China and the European Common Market have singed a five-year trade agreement; only the second formal commercial accord between the 9 nation community and a communist state.
China and the European Common Market have singed a five-year trade agreement; only the second formal commercial accord between the 9 nation community and a communist state. The accord links the world's largest trading block with it most populous nation and replaces bilateral agreements which expired at the end of 1974. EEC negotiator, Sir Roy Denman described the occasion as one of "profound political significance."

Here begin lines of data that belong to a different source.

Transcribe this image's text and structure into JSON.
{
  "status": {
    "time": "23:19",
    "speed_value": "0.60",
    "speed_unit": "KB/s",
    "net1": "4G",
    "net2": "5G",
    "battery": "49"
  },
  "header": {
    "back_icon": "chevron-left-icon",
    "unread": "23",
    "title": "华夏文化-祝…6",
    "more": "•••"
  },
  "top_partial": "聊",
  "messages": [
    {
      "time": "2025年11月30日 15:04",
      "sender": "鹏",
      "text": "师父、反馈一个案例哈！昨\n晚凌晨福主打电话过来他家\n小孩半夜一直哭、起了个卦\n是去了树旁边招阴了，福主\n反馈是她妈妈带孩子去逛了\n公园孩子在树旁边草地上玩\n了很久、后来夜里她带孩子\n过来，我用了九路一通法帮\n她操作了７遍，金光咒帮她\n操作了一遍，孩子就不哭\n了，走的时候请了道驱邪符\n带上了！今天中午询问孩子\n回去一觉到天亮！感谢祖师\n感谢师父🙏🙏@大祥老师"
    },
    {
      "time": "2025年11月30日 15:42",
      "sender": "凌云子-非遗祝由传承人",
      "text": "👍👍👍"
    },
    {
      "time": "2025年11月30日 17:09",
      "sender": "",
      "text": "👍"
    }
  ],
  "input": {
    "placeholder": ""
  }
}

SYNOPSIS: the 7-man delegation was led Mr. Sun So-Chang, the head of China's West Europe Department. For the EEC, Sir Roy Denman led the week long discussions. Sir Roy later told newsmen China had agreed to give "favourable consideration" to imports from the european community. In return it's understood that the EEC intends to liberalise terms of access for chinese goods and has formally awarded China a "most favoured status" The only other communist country with which the EEC has such an agreement is Yugoslavia. Officials said the community had wrung two important concessions: a safeguard clause providing for "friendly consultations" should a particular chinese import cause problems and an undertaking that China would not alter prices in an attempt not undercut the EEC.
According to the latest EEC figures, China had a trade surplus of (US) 104-million dollars with the EEC in the first 9 months of 1977-compared with a 390-million dollar deficit for 1976.